Jon Alterman: But it almost sounds like a one-two punch, that the first is to become more permissive of Israeli military goals and then become much less permissive of an unwillingness to move toward American-Arab political goals afterward.

Jonathan Rynhold: Absolutely. That's exactly what I'm saying. I'm saying the bottom line for Israelis is the security stuff. So, if you're very good on that, and your demands are in areas that don't directly affect security, it will be a lot more difficult for the right in Israel to make their case. And a tired Israeli public will potentially remember Joe Biden and what he has done in this war. It will offer them some hope because the Israeli public right now doesn't see any hope that things could get better. If you can allow them to say to themselves, "Well, we've got rid of the main problem and here is a potential way forward, which is not that dangerous. We'll control the security situation on the outside. We control the border with Egypt. Let's see if Fayyad can do what he did in the West Bank in Gaza. Then we don't have to worry about all the extra extremism that's happened in the West Bank."

And if I'm Palestinian, I can still say, "It's the Palestinian authority." I could still say that "Abbas and Ramallah, they decide all the foreign policy. They do all the negotiations.” And, the Biden administration has always said, “We want you to recommit to a two-state solution, but we see it as over the horizon, not in the next five minutes."

So that's something I think the Israeli public can hear, but only after Rafah is done because otherwise, the feeling is that this is ‘instead of.’ And the overwhelming feeling in Israel is, "First we have to win this."

Jon Alterman: How would an American government hold the Israelis to phase two after they complete phase one, especially if Biden may not be there to enforce adherence to phase two?
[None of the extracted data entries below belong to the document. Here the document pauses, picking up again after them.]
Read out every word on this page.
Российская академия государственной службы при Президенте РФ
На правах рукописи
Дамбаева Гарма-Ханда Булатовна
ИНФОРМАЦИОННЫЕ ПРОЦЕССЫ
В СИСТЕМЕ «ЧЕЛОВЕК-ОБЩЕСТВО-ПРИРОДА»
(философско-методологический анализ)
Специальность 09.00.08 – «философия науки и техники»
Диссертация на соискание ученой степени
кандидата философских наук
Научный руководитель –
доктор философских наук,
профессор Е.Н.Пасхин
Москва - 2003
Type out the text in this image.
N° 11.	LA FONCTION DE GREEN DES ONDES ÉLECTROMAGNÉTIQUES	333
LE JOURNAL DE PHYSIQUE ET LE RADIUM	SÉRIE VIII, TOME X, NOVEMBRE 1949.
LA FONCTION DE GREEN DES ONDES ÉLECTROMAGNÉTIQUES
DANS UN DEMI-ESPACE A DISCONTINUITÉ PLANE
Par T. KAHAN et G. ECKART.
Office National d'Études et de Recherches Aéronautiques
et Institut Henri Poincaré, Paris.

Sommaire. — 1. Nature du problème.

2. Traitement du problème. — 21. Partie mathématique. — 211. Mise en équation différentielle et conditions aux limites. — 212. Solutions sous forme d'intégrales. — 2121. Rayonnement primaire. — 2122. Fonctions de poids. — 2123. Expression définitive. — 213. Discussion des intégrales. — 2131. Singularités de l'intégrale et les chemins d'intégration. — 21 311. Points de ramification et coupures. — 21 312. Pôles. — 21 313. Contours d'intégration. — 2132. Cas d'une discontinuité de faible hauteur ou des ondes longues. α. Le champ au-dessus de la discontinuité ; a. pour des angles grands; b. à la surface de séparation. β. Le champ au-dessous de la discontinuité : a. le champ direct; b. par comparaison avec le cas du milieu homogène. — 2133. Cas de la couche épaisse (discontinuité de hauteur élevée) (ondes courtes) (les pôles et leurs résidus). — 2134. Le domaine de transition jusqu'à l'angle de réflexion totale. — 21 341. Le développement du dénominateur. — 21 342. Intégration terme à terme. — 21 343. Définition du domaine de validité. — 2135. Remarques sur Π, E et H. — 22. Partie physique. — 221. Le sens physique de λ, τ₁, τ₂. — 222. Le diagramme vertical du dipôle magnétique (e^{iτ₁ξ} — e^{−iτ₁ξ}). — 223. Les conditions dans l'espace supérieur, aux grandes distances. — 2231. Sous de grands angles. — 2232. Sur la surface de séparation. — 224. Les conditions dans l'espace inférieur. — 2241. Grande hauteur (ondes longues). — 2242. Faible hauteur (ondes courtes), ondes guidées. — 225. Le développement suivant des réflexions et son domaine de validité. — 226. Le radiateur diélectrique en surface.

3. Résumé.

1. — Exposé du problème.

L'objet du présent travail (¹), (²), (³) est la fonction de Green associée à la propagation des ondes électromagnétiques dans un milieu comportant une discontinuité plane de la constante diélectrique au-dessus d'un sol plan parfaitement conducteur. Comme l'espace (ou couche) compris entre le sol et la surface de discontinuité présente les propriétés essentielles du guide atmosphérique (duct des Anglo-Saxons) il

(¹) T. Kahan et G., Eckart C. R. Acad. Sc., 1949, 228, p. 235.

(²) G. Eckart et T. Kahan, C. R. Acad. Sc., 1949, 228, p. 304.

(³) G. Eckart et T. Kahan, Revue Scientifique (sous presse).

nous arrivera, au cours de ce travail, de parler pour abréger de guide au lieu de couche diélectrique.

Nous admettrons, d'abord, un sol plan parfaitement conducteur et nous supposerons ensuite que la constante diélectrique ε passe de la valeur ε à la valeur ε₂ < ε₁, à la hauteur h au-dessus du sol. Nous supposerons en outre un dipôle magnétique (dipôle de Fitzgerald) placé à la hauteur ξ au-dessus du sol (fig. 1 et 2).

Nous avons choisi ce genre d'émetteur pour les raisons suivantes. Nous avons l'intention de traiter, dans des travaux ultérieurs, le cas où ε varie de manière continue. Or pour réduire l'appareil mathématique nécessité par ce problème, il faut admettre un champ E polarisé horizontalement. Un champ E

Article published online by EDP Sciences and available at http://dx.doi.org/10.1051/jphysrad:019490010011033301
Jonathan Rynhold: If it's Biden, what he has done, that I thought was really smart, is that he made the distinction that I'm talking about by continually supplying Israel with the weapons that America thought were needed. Some that they thought were too much, they didn't supply, but that didn't stop Israel from being effective. On the other hand, he sanctioned the most extreme settlers. That was very smart because what it said is, "I'm helping you on security, the thing that most of you care about. But we're a democracy, and the reason that we're supporting you is because you're a democracy. That's the reason we're supporting Taiwan, that's the reason we're supporting Ukraine. That's the reason we're on your side against Iran. So, you need to understand we're not going to indulge you on that stuff, but you also need to understand we're going to protect you whatever on the other stuff."

It's like saying, “We want to make sure the Palestinians have a decent life." This is not a problem in Israel. Nobody is going to say they shouldn't have a decent life. The problem is always the fear of them building up military power and then attacking Israel, eroding the Israeli public's morale, or creating a sense of a war every day and a threat around every corner. I think that strategy of saying, "A two-state solution but only one that's safe for Israel. We're only asking you not to have more settlements, and we’re supporting you on the security.” I think that strategy is the sweet spot.

What you have in President Biden and indeed President Trump, should he want, is a president with about as much capital in the bank as you can have. And a prime minister, if it's Netanyahu, who is shaking on these things. And the fact that this current government is offering the ultra-orthodox exemptions from the army is making mainstream Israel extremely angry at this government.

If they don't have an enemy to punch, people start looking at what they're doing and then they don't look quite so good. The ability to play that, I think, is the best way for America to influence what goes on in Israel.

Jon Alterman: Jonathan Rynhold, thank you very much for joining us on Babel.

Jonathan Rynhold: My pleasure, thank you very much.